Este proyecto de ley viene a quebrar esa lógica, a dejar de lado esa limosna tardía y asumir, con justicia, el paso anterior. La ley en discusión reconocerá a la mujer que debe enfrentar una decisión que siempre es personal y que muchas veces suele ser traumática, difícil, el derecho al acompañamiento de un Estado que no la obligue a ocultarse, un Estado que le permita acudir a un servicio de salud, donde pueda ser escuchada y asesorada, y le asegure una atención sanitaria libre de riesgos. En más o en menos, es lo que hoy puede hacer cualquier mujer en Uruguay, Italia, Francia, España, Portugal o Canadá, para mencionar algunos de los más de sesenta países que ya han reconocido este derecho. Muchos con una matriz religiosa similar a la argentina.
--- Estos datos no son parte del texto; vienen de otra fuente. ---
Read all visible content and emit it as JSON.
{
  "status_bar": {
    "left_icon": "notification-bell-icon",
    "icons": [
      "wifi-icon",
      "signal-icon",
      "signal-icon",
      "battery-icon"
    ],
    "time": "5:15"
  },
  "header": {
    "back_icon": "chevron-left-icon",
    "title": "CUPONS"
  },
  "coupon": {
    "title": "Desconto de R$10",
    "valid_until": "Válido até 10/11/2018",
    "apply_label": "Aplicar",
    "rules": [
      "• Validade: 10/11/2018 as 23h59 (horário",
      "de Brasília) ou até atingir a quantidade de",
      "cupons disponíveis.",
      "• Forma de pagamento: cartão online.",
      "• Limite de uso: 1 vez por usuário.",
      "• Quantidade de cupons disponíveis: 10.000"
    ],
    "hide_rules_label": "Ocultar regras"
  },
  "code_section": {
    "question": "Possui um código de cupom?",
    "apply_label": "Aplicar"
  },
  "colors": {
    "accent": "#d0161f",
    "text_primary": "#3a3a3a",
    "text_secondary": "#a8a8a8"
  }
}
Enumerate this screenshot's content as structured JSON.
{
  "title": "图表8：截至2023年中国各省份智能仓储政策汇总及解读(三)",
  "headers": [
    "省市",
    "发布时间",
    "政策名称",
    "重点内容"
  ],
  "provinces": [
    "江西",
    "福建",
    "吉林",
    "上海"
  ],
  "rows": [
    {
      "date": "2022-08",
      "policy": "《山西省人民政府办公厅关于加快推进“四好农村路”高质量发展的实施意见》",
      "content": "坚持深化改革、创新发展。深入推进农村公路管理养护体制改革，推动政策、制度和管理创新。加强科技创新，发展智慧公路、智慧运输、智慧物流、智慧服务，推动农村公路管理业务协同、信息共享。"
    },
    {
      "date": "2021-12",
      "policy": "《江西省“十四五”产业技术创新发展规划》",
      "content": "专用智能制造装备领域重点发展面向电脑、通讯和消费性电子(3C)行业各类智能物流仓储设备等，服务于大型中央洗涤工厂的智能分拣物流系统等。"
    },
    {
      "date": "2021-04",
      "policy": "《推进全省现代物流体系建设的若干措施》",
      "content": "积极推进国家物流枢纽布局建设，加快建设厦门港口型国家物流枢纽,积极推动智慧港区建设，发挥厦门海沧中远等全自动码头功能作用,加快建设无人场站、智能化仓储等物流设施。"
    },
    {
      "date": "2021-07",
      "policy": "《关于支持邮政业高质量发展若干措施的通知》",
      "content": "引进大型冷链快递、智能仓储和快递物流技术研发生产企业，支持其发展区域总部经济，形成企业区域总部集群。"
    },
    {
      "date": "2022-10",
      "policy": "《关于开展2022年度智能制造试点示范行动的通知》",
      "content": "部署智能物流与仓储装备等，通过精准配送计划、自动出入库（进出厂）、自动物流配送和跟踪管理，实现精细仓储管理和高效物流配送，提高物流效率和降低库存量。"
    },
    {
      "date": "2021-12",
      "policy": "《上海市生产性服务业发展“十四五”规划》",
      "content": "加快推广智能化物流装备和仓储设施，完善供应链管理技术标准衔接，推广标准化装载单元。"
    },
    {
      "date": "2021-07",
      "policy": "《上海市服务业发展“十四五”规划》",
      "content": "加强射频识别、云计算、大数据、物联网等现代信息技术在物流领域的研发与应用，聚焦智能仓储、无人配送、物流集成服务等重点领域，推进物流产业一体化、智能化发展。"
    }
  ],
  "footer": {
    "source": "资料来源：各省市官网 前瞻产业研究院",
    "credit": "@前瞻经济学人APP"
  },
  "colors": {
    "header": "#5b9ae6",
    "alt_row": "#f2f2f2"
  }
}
¿Qué va a ocurrir cuando se apruebe la ley? ¿Qué dice Rubinstein, el actual ministro de Salud? ¿Qué González García, ministro de Salud del gobierno anterior? ¿Qué nos dice la autoridad sanitaria de la República Oriental del Uruguay, para tomar un ejemplo cercano en el que no hace mucho se modificó la ley?
Que habrá menos mujeres muertas, habrá menos mujeres que deban sufrir la extirpación del útero u otra consecuencia grave en su salud. No habrá más mujeres que deban esconderse y sobrellevar el estigma de la ilegalidad, no habrá mujeres que deban recurrir a la atención de quienes quizás no sean profesionales de la salud, a prácticas en solitario cuyos efectos no puedan manejar. Incluso el actual ministro de Salud mencionó en el Congreso que existe evidencia sólida y robusta de que la legalización del aborto, además de hacer bajar la mortandad y morbilidad materna, paulatinamente reduce las prácticas abortivas.
Creo que muchos de quienes todavía dudan o sienten reparos en la despenalización del aborto de algún modo saben de la inutilidad del derecho penal cuando hablamos de la interrupción voluntaria del embarazo temprano. Por eso esa pausa antes de contestar si las mujeres que interrumpen sus embarazos deben ir presas. Por eso esa íntima percepción de que ese no es el camino.
“O sos madre o vas presa vos y todos los que te ayuden” no es una forma adecuada de defender dos vidas.